Le Parquet national financier et le fisc, qui avait porté plainte en 2015, reprochent aux Balkany de n’avoir pas payé d’impôt de solidarité sur la fortune (ISF) entre 2010 et 2015, malgré des actifs estimés à 16 millions d’euros annuels au minimum. Mais également d’avoir déclaré des revenus amplement sous-évalués entre 2009 et 2014. Les sommes éludées sont estimées à plus de 4 millions d’euros d’impôts sur le revenu et la fortune ; un montant contesté par la défense.

Le maire LR de Levallois-Perret avait comparu sans son épouse, Isabelle, alors convalescente à la suite d’une tentative de suicide au début de mai. Entre colères noires, ton hâbleur et longues digressions sur la ville qu’il dirige presque sans interruption depuis 1983, l’ancien député de 71 ans s’était longuement défendu devant le tribunal.

Des « fautes » reconnues

Les deux élus ont admis des « fautes », reconnaissant certaines des accusations de fraude fiscale. Parmi la liste des avoirs qui auraient dû entrer dans le calcul de l’impôt, l’accusation et le fisc ont notamment mis en avant la luxueuse villa Pamplemousse de Saint-Martin, qu’Isabelle Balkany a tardivement reconnu posséder, et un somptueux riad à Marrakech, que le couple nie avoir acheté.

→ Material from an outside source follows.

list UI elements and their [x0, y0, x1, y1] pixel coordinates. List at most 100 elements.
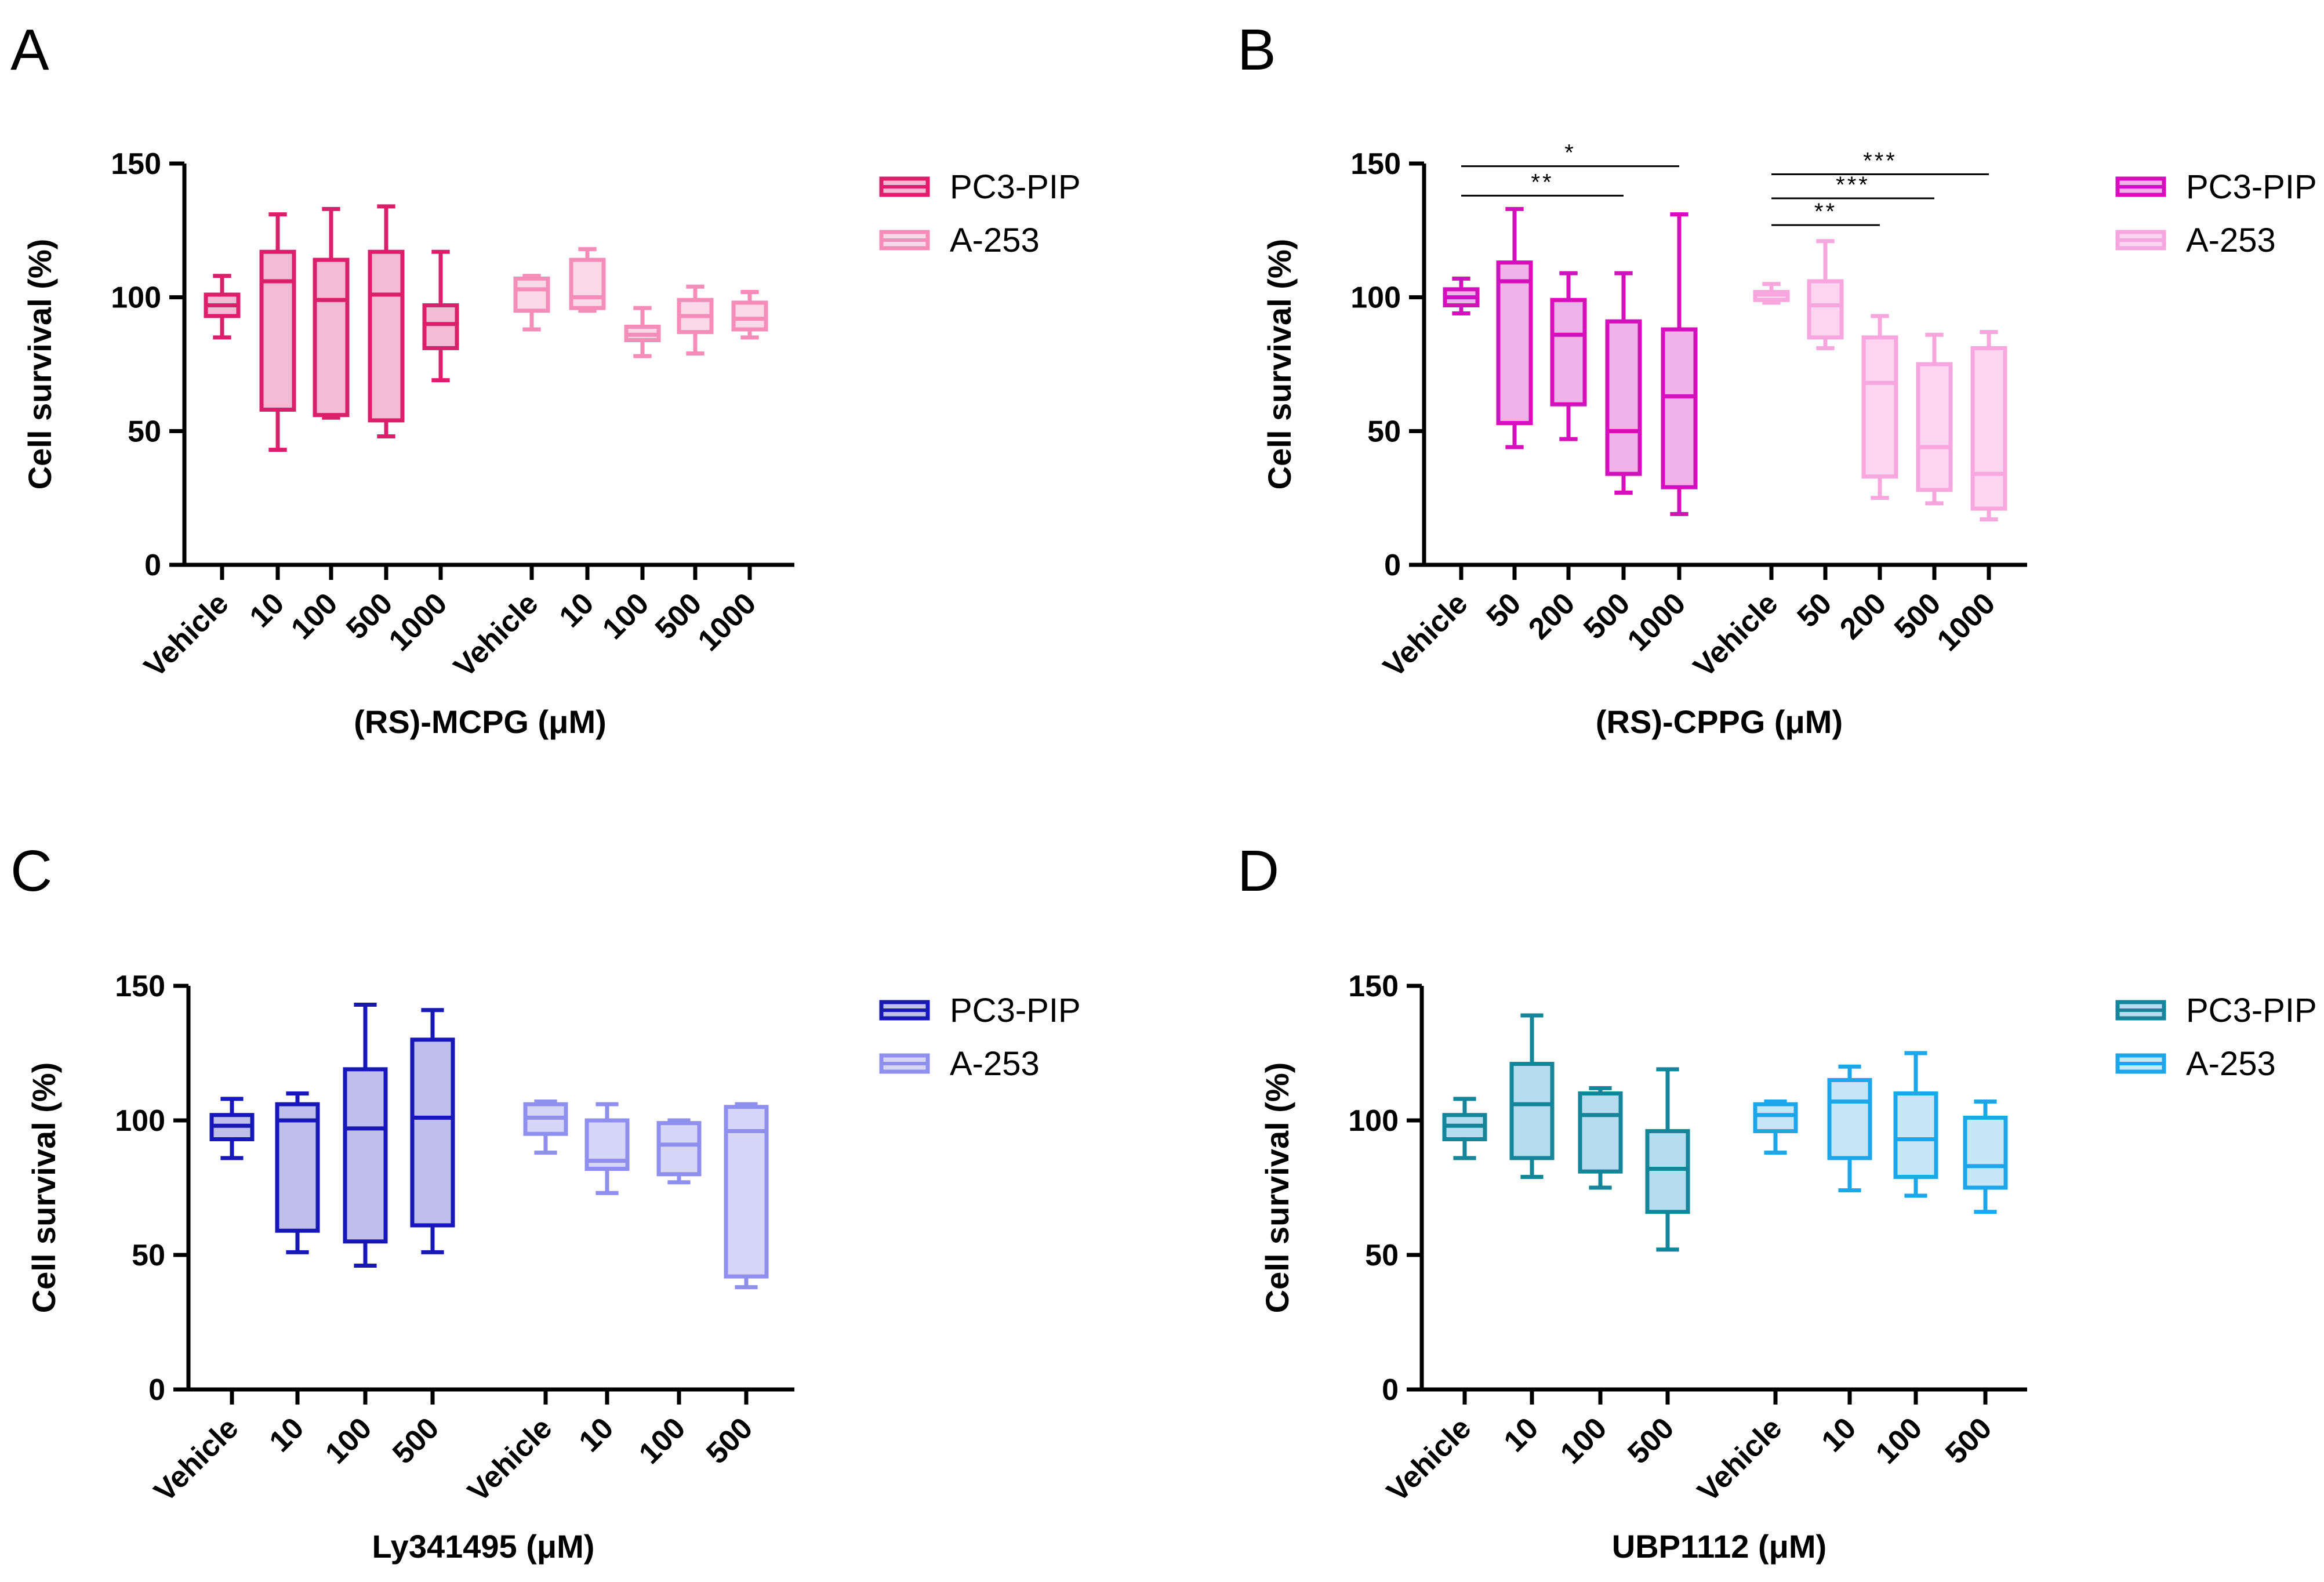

Les Balkany sont également accusés d’avoir sous-évalué la valeur du moulin qu’ils possèdent à Giverny, en Normandie, ce dont ils se défendent, et d’avoir dépensé des sommes sans commune mesure avec leurs revenus connus, notamment sous forme d’espèces non déclarées. L’accusation ne s’est pas attardée sur les origines de leur fortune, prescription oblige. Patrick Balkany a affirmé que le couple avait « mangé » son capital issu notamment d’héritages dissimulés en Suisse et jamais déclarés, et évoqué l’écoulement de lingots d’or légués par son père.

Pour la seconde partie du procès audiencée en juin et consacrée aux délits de blanchiment et de corruption, le délibéré est fixé au 18 octobre. Le parquet a requis sept ans de prison ferme avec incarcération immédiate et la confiscation de tous les biens de M. Balkany.